Adam Brooks is looking ahead to his future with the Liberal Party despite what he describes as a "personal campaign strategy" against him in the lead-up to the election.
On Sunday evening, Mr Brooks had won 6056 votes in his Braddon electorate, putting him behind only deputy premier Jeremy Rockliff with an unmatchable 18,452.
However, doubts remain over Mr Brooks' future with the party after allegations arose over fake dating profiles created by the former Parliamentarian- profiles Mr Brooks denies having any involvement in.
Mr Brooks said he plans to accept his seat in Parliament, should the election results stay in his favour.
"My focus is on representing the people of Braddon in whatever capacity I can."
In an article from the ABC, a woman alleged she was in a multi-month relationship with Mr Brooks - although she knew him as Terry, the Melbourne engineer. A fake drivers licence and selfie with Mr Brooks, with the woman's face blurred, added strength to the claim.
On Sunday, Mr Brooks maintained his denial of the allegations.

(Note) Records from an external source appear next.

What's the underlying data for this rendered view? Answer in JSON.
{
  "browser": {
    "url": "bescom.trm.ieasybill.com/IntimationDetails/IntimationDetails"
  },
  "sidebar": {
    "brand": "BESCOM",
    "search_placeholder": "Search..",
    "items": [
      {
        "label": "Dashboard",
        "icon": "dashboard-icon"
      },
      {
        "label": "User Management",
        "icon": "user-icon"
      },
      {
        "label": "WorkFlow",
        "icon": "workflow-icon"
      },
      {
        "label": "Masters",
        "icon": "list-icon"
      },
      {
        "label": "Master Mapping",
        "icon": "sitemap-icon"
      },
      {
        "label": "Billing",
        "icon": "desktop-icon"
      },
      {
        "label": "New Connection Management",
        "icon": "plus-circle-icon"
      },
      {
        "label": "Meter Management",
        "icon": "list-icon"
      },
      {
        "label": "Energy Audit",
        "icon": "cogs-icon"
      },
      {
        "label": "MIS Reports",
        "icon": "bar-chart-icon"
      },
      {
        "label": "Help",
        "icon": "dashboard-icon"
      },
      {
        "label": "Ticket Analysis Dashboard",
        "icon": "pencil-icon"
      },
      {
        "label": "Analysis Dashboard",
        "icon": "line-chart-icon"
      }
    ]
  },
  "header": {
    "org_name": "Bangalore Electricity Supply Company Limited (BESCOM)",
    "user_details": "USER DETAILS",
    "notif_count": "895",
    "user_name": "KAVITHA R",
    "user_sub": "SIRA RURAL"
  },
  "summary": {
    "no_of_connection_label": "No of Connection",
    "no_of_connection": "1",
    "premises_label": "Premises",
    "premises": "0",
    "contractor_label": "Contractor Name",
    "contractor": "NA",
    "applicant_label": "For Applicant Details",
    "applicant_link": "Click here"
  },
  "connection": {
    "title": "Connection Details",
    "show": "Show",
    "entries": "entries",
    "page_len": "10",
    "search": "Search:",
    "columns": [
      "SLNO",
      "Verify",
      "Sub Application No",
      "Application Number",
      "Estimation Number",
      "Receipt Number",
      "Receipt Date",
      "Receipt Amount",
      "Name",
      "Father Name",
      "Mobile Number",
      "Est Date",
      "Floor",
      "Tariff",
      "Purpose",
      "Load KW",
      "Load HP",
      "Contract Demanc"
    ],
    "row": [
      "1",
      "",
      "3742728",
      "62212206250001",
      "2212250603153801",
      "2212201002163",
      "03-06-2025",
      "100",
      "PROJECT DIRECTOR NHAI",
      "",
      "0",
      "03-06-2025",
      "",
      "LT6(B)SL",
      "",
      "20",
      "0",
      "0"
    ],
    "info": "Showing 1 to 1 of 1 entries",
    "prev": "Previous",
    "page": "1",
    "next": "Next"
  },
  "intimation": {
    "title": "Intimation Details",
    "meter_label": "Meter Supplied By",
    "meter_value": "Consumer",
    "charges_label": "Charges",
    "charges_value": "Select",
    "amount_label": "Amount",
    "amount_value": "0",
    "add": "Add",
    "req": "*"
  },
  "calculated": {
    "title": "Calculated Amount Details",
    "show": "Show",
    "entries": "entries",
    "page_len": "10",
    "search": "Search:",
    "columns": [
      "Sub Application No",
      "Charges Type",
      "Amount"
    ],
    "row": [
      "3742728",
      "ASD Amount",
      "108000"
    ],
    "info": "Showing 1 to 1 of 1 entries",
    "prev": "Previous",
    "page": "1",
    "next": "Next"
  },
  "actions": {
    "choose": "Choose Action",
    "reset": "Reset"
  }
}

"There may be some out there that believe everything they see on the internet, but my position is very clear," Mr Brooks said.
"For me now, I'm focused on what the people of Braddon had said.
Mr Brooks was asked why he believed he was a target of what he described as a targeted attempt to interfere with his campaign.
He refused to comment.
"I've got nothing to say on it. I'm considering my options around that, all options."
Asked about the photo in question, Mr Brooks said he "didn't remember" it.
"I don't know where it [was taken] or who's in it," he said.
Currently, with Mr Brooks looks like winning a seat in Braddon, alongside incumbents Jeremy Rockliff and Felix Ellis.
Long-standing Liberal minister Roger Jaensch, who on Sunday had won 4728 primary votes, will likely lose his seat.
The standing Labor Braddon members Anita Dow and Shane Broad, winning 5494 and 5957 votes respectively, will retain their seats, quashing ambitious hopes of the Liberal Party to win four seats.
Mr Brooks said the vote wasn't over yet, but he was "focused on the people of Braddon".
"At the end of the day, the people have had their say. Irrespective of what comes up before the election, the only that matters is the election.
"Whether I get over the line or not, time will tell."
It's not the first time Mr Brooks has found himself in hot water over issues around truthfulness.
He was first elected to Parliament in 2010, going on to top the party's ticket in the 2014 state election with 16,073 votes.
In 2016, an Integrity Commission report detailed how he was not entirely truthful with [then] premier Will Hodgman on the true nature of his dealings with his private business, Maintenance System Solutions.
He resigned in February 2019, less than three months after the report's release, citing health reasons.
Earlier in the campaign, Mr Brooks was also told by police that he would be summonsed to appear in the Magistrates Court for charges related to the incorrect storage of ammunition, in contravention of the Firearms Act.
Mr Brooks said that summons is yet to appear.
"I doubt I ever will be," he said.
On Sunday afternoon, Bass Liberal member Michael Ferguson said, should Mr Brooks win his seat, he "would expect" him to go full term.
"It's up to the people of Braddon, and that's the appropriate way that elections are conducted in Tasmania and that's how it should be," Mr Ferguson said.
On Mr Jaensch potentially losing his seat he said the party "wasn't giving up".